Não satisfeita com apenas 30 segundos, a montadora alemã BMW pagou US$ 14 milhões (cerca de R$ 70 milhões) em um anúncio de 60 segundos no Super Bowl deste ano. Estrelando o renomado ator Christopher Walken, a BMW anunciará seu novo carro elétrico, o i5.

As vendas de carros elétricos da empresa mais do que dobraram no último ano, porém sua receita permaneceu praticamente estável. Já seu lucro foi cortado praticamente pela metade, em função de um resultado “inflado” pela valorização de uma de suas joint-ventures em 2022. 

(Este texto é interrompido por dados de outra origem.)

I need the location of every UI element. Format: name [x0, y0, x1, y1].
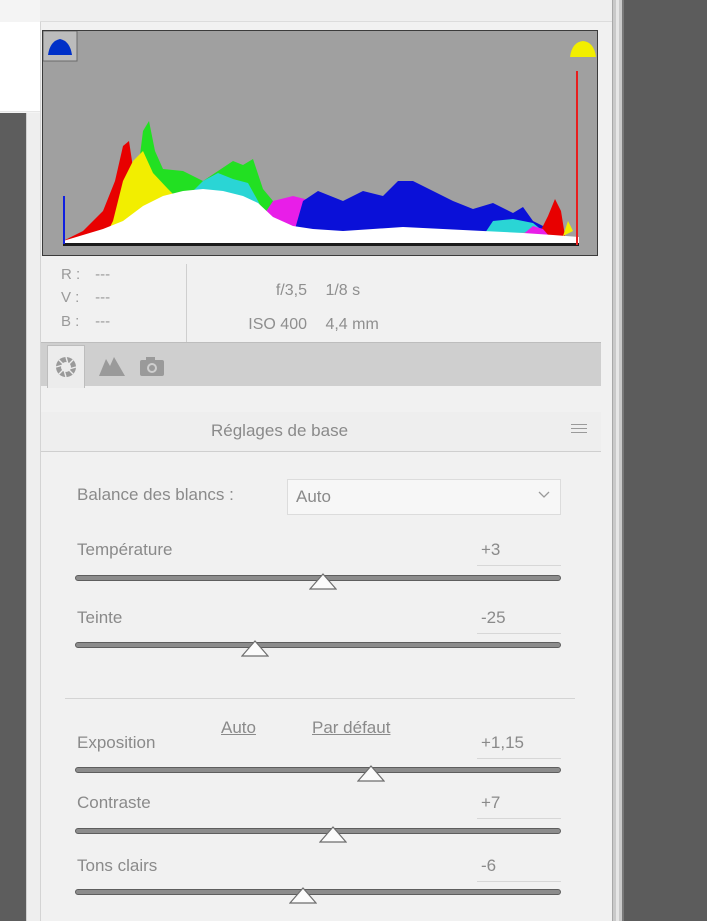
- blue-label: B :: [61, 313, 80, 330]
- chevron-down-icon: [538, 491, 550, 498]
- left-panel-edge: [0, 22, 40, 112]
- highlights-label: Tons clairs: [77, 856, 158, 875]
- contrast-thumb[interactable]: [318, 825, 347, 843]
- highlights-thumb[interactable]: [289, 886, 318, 904]
- right-scrollbar[interactable]: [612, 0, 624, 921]
- highlights-value[interactable]: -6: [477, 856, 561, 882]
- green-readout: V : ---: [61, 289, 110, 306]
- exposure-slider[interactable]: [75, 767, 561, 773]
- section-header: Réglages de base: [41, 412, 601, 452]
- contrast-value[interactable]: +7: [477, 793, 561, 819]
- auto-link[interactable]: Auto: [221, 718, 256, 737]
- focal-value: 4,4 mm: [325, 316, 379, 333]
- tab-camera[interactable]: [133, 346, 171, 386]
- right-dark-area: [624, 0, 707, 921]
- section-separator: [65, 698, 575, 699]
- iso-value: ISO 400: [248, 316, 307, 333]
- temperature-label: Température: [77, 540, 173, 559]
- top-bar: [0, 0, 624, 22]
- tab-detail[interactable]: [93, 346, 131, 386]
- section-title: Réglages de base: [211, 421, 349, 440]
- camera-icon: [140, 357, 164, 376]
- contrast-label: Contraste: [77, 793, 151, 812]
- green-value: ---: [95, 289, 111, 306]
- exposure-label: Exposition: [77, 733, 156, 752]
- temperature-value[interactable]: +3: [477, 540, 561, 566]
- readout-divider: [186, 264, 187, 342]
- tint-value[interactable]: -25: [477, 608, 561, 634]
- readout-panel: R : --- V : --- B : --- f/3,5 1/8 s ISO …: [41, 258, 601, 356]
- panel-menu-icon[interactable]: [571, 424, 587, 436]
- exif-row-1: f/3,5 1/8 s: [226, 282, 360, 300]
- default-link[interactable]: Par défaut: [312, 718, 391, 737]
- green-label: V :: [61, 289, 80, 306]
- tint-slider[interactable]: [75, 642, 561, 648]
- left-dark-area: [0, 113, 26, 921]
- contrast-slider[interactable]: [75, 828, 561, 834]
- histogram: [42, 30, 598, 256]
- left-scrollbar[interactable]: [26, 113, 40, 921]
- aperture-icon: [55, 356, 77, 378]
- red-readout: R : ---: [61, 266, 110, 283]
- white-balance-label: Balance des blancs :: [77, 485, 234, 504]
- highlights-slider[interactable]: [75, 889, 561, 895]
- tint-thumb[interactable]: [240, 639, 269, 657]
- histogram-graph: [43, 31, 596, 246]
- tab-basic[interactable]: [47, 345, 85, 388]
- exposure-value[interactable]: +1,15: [477, 733, 561, 759]
- blue-readout: B : ---: [61, 313, 110, 330]
- white-balance-select[interactable]: Auto: [287, 479, 561, 515]
- red-label: R :: [61, 266, 81, 283]
- basic-panel: R : --- V : --- B : --- f/3,5 1/8 s ISO …: [40, 22, 612, 921]
- white-balance-value: Auto: [296, 487, 331, 506]
- highlight-clipping-icon[interactable]: [570, 41, 596, 57]
- red-value: ---: [95, 266, 111, 283]
- temperature-thumb[interactable]: [308, 572, 337, 590]
- aperture-value: f/3,5: [275, 282, 307, 299]
- panel-tabs: [41, 342, 601, 388]
- mountains-icon: [99, 357, 125, 376]
- shutter-value: 1/8 s: [325, 282, 361, 299]
- exif-row-2: ISO 400 4,4 mm: [226, 316, 379, 334]
- blue-value: ---: [95, 313, 111, 330]
- exposure-thumb[interactable]: [357, 764, 386, 782]
- tint-label: Teinte: [77, 608, 123, 627]
- shadow-clipping-icon[interactable]: [43, 31, 78, 62]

Ainda assim, a BMW (listada apenas na bolsa da Alemanha), que detém outras marcas como Mini e Rolls-Royce, segue com um lucro bilionário e suas ações se mantiveram em alta nos últimos anos. 

II Fonte: Bloomberg

4. Booking.com (BKNG)

Outra empresa listada a marcar presença no Super Bowl será o site de reserva de viagens Booking.com, que, com diversas estrelas hollywoodianas, seguirá buscando apresentar as facilidades na contratação de seus serviços. 

Após ser severamente impactada ao longo da pandemia, com seu lucro sendo dizimado, a companhia voltou a ser lucrativa, com forte expansão de seus resultados desde 2022.

Com isso, suas ações já sobem mais de +100% no mesmo período e se encontram em suas máximas históricas. Quem sabe o novo anúncio não impulsione ainda mais os resultados e os papéis da empresa? É a maior torcida dos acionistas nesta final.

II Fonte: Bloomberg

5. T-Mobile (TMUS)

Por último, mas não menos importante, a T-Mobile foi mais uma a comprar a cota milionária dos comerciais para a grande final do futebol americano. 

A companhia, uma das maiores operadoras de telefonia e internet dos Estados Unidos, quer manter sua posição de liderança, apresentando a importância de ter uma boa rede doméstica para assistir aos jogos, entre outras atividades.

A T-Mobile vem apresentando resultados sólidos e crescentes nos últimos anos, o que também impulsionou suas ações para os maiores patamares de sua história. Assim como outras empresas da lista, o dinheiro dos comerciais não deverá fazer falta.

II Fonte: Bloomberg

Brasil, o país dos “futebóis”

Engana-se quem pensa que o futebol americano é popular apenas nos Estados Unidos.

No Brasil, o esporte vem ganhando cada vez mais adeptos. Se nos EUA existe o “fator Taylor Swift”, por aqui existe o “fator Gisele Bündchen”.

A modelo é a ex-esposa de Tom Brady, o maior vencedor da história do Super Bowl (7 vezes), e contribuiu para a popularização do atleta, seu time e o esporte no país, que já conta com cerca de 38 milhões de torcedores declarados.

A corretora brasileira XP, inclusive, anunciou uma parceria com a NFL em seu evento “Expert XP” no último ano (que contou com Tom Brady) e está contribuindo para a realização do primeiro jogo da liga em solo brasileiro, já em 2024. 

O jogo acontecerá na Arena Corinthians, em São Paulo, no mês de setembro.

Dado o crescimento interno, quem sabe no futuro não poderemos ver uma companhia listada na bolsa brasileira no horário mais nobre da TV americana?

E aí, qual empresa brasileira teria condição de pagar R$ 35 milhões por 30 segundos?

Para os amantes do futebol americano (assim como eu), desejo um ótimo jogo hoje à noite!